Sin embargo, fueron las repetidas estancias veraniegas de Alfonso XIII y de su esposa Victoria Eugenia, grandes admiradores de la ciudad, las que convirtieron definitivamente a Santander en un selecto centro de veraneo. En 1908, la ciudad le regaló al monarca los terrenos de la península de la Magdalena, dónde se construyó el palacio, cuyas obras finalizaron en el año 1912. En pocos años la ciudad se transformó y se construyeron algunos de los edificios más emblemáticos: el Gran Casino, el Hotel Real, el Hipódromo de Bellavista, además de chalets y hoteles de familia. 

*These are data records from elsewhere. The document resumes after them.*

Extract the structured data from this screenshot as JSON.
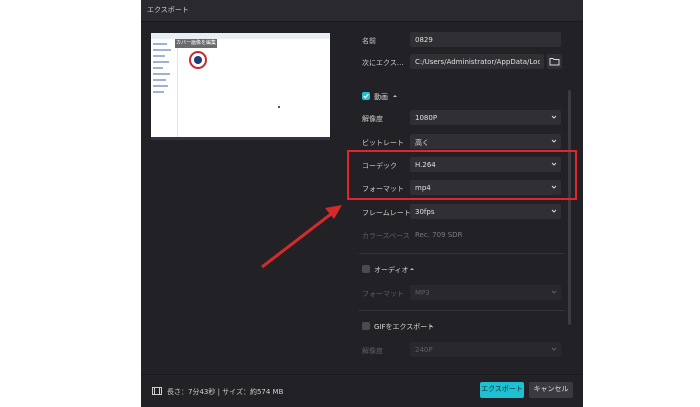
{
  "window": {
    "title": "エクスポート"
  },
  "preview": {
    "badge": "カバー画像を編集"
  },
  "form": {
    "name": {
      "label": "名前",
      "value": "0829"
    },
    "export_to": {
      "label": "次にエクス…",
      "value": "C:/Users/Administrator/AppData/Local/C..."
    },
    "video_section": {
      "label": "動画",
      "checked": true
    },
    "resolution": {
      "label": "解像度",
      "value": "1080P"
    },
    "bitrate": {
      "label": "ビットレート",
      "value": "高く"
    },
    "codec": {
      "label": "コーデック",
      "value": "H.264"
    },
    "format": {
      "label": "フォーマット",
      "value": "mp4"
    },
    "framerate": {
      "label": "フレームレート",
      "value": "30fps"
    },
    "colorspace": {
      "label": "カラースペース",
      "value": "Rec. 709 SDR"
    },
    "audio_section": {
      "label": "オーディオ",
      "checked": false
    },
    "audio_format": {
      "label": "フォーマット",
      "value": "MP3"
    },
    "gif_section": {
      "label": "GIFをエクスポート",
      "checked": false
    },
    "gif_resolution": {
      "label": "解像度",
      "value": "240P"
    }
  },
  "footer": {
    "info": "長さ：7分43秒 | サイズ：約574 MB",
    "export_label": "エクスポート",
    "cancel_label": "キャンセル"
  },
  "colors": {
    "accent": "#1ec1d1",
    "highlight": "#e0262b",
    "background": "#222226"
  }
}
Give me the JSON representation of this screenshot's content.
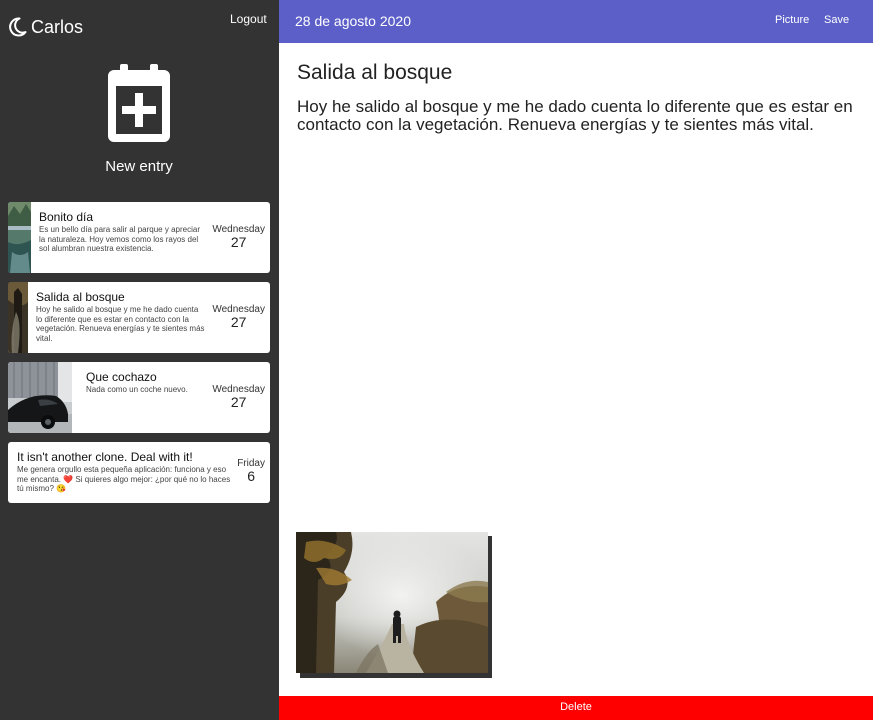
{
  "sidebar": {
    "user_name": "Carlos",
    "logout_label": "Logout",
    "new_entry_label": "New entry",
    "entries": [
      {
        "title": "Bonito día",
        "excerpt": "Es un bello día para salir al parque y apreciar la naturaleza. Hoy vemos como los rayos del sol alumbran nuestra existencia.",
        "day_name": "Wednesday",
        "day_num": "27",
        "thumb": "forest-river-thumbnail"
      },
      {
        "title": "Salida al bosque",
        "excerpt": "Hoy he salido al bosque y me he dado cuenta lo diferente que es estar en contacto con la vegetación. Renueva energías y te sientes más vital.",
        "day_name": "Wednesday",
        "day_num": "27",
        "thumb": "forest-path-thumbnail"
      },
      {
        "title": "Que cochazo",
        "excerpt": "Nada como un coche nuevo.",
        "day_name": "Wednesday",
        "day_num": "27",
        "thumb": "car-thumbnail"
      },
      {
        "title": "It isn't another clone. Deal with it!",
        "excerpt": "Me genera orgullo esta pequeña aplicación: funciona y eso me encanta. ❤️ Si quieres algo mejor: ¿por qué no lo haces tú mismo? 😘",
        "day_name": "Friday",
        "day_num": "6"
      }
    ]
  },
  "topbar": {
    "date": "28 de agosto 2020",
    "picture_label": "Picture",
    "save_label": "Save"
  },
  "entry": {
    "title": "Salida al bosque",
    "body": "Hoy he salido al bosque y me he dado cuenta lo diferente que es estar en contacto con la vegetación. Renueva energías y te sientes más vital."
  },
  "delete_label": "Delete",
  "colors": {
    "sidebar_bg": "#333333",
    "topbar_bg": "#5b5fc7",
    "delete_bg": "#ff0000"
  },
  "icons": {
    "user": "moon-icon",
    "new_entry": "calendar-plus-icon"
  }
}
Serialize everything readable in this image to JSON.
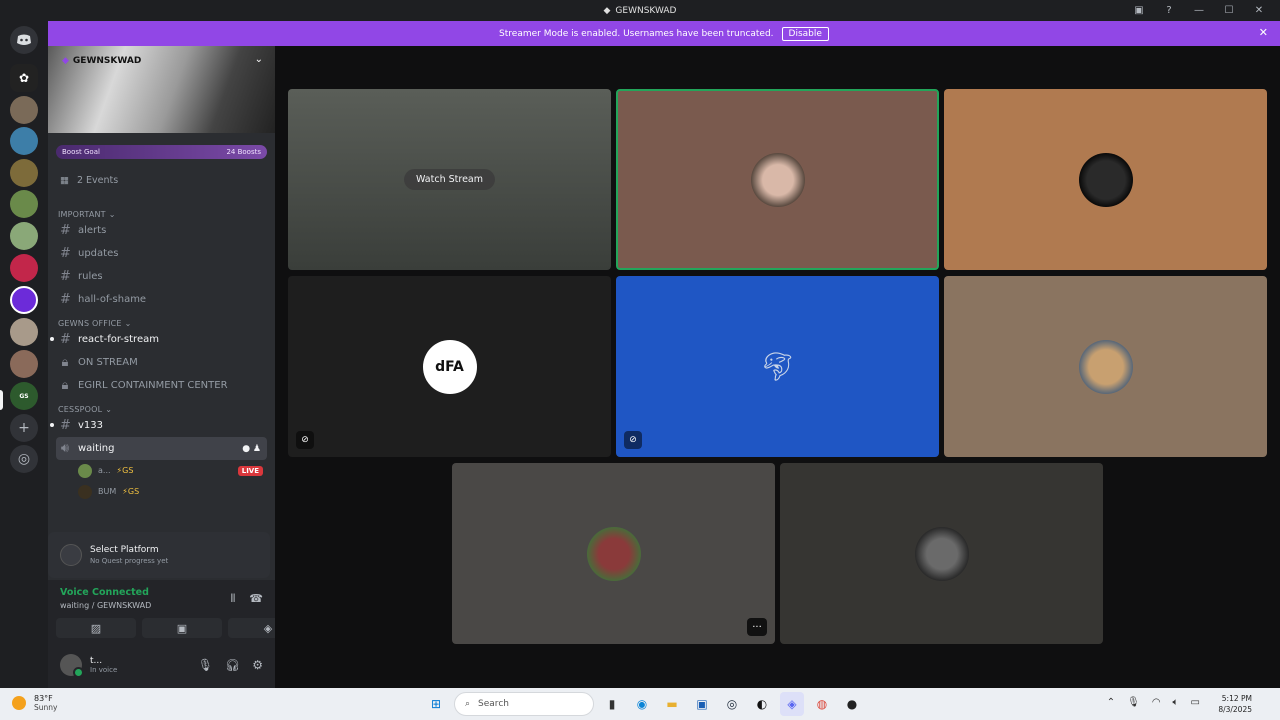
{
  "titlebar": {
    "title": "GEWNSKWAD"
  },
  "banner": {
    "text": "Streamer Mode is enabled. Usernames have been truncated.",
    "button": "Disable"
  },
  "server": {
    "name": "GEWNSKWAD",
    "boost_label": "Boost Goal",
    "boost_count": "24 Boosts"
  },
  "events": {
    "label": "2 Events"
  },
  "categories": [
    {
      "name": "IMPORTANT",
      "channels": [
        "alerts",
        "updates",
        "rules",
        "hall-of-shame"
      ]
    },
    {
      "name": "GEWNS OFFICE",
      "channels": [
        "react-for-stream",
        "ON STREAM",
        "EGIRL CONTAINMENT CENTER"
      ]
    },
    {
      "name": "CESSPOOL",
      "channels": [
        "v133",
        "waiting"
      ]
    }
  ],
  "voice_users": [
    {
      "name": "a...",
      "tag": "⚡GS",
      "live": "LIVE"
    },
    {
      "name": "BUM",
      "tag": "⚡GS"
    }
  ],
  "quest": {
    "title": "Select Platform",
    "subtitle": "No Quest progress yet"
  },
  "voice": {
    "status": "Voice Connected",
    "location": "waiting / GEWNSKWAD"
  },
  "account": {
    "name": "t...",
    "status": "In voice"
  },
  "stage": {
    "watch_label": "Watch Stream"
  },
  "taskbar": {
    "temp": "83°F",
    "condition": "Sunny",
    "search": "Search",
    "time": "5:12 PM",
    "date": "8/3/2025"
  },
  "colors": {
    "accent": "#9147e6",
    "speaking": "#23a55a",
    "live": "#da373c"
  }
}
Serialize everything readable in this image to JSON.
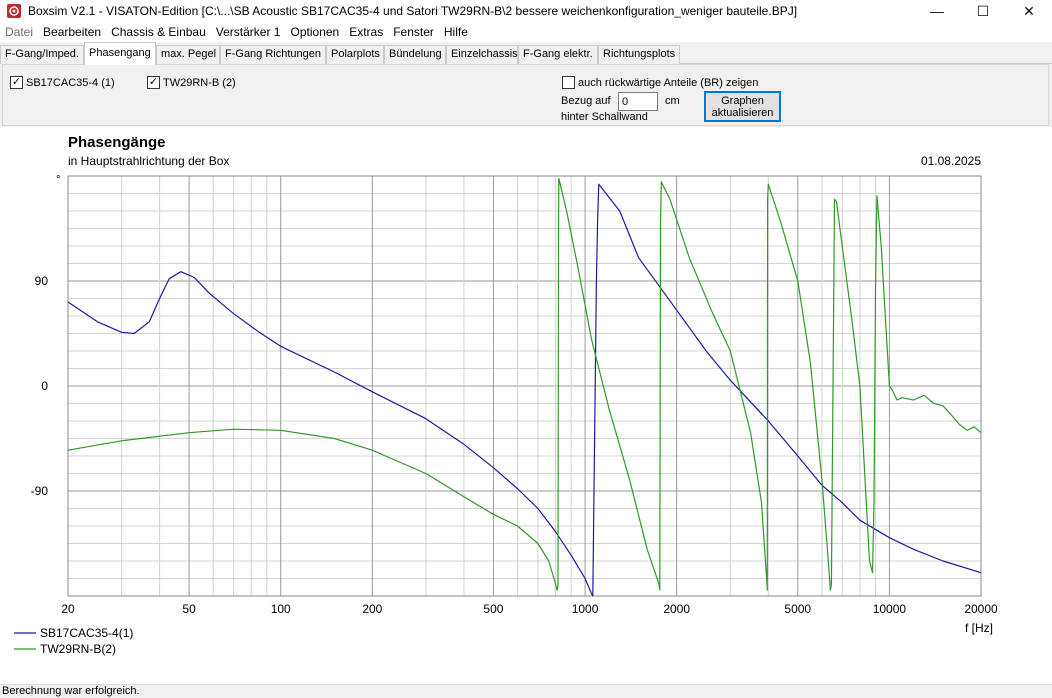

Sin embargo, el especialista recordó que tras finalizar las penurias de la Guerra Civil, Santander tuvo que enfrentarse a otro desastre: el incendio del año 1941. Se inició el 15 de febrero coincidiendo con un huracán de viento sur y destruyó la mayor parte de la zona antigua de la capital. Ardieron 1.783 viviendas y desaparecieron 37 calles, así como 508 comercios, hoteles, pensiones y bares. La reconstrucción que se hizo posteriormente siguió las directrices de la arquitectura de posguerra, fusionando la herencia racionalista con el discurso tradicionalista de la arquitectura oficial. 

Durante los años sesenta, se vivió un despegue en el sector industrial, que favoreció tanto a Santander como al resto de la provincia. En 1983 se constituía la Comunidad Autónoma de Cantabria con Santander como capital.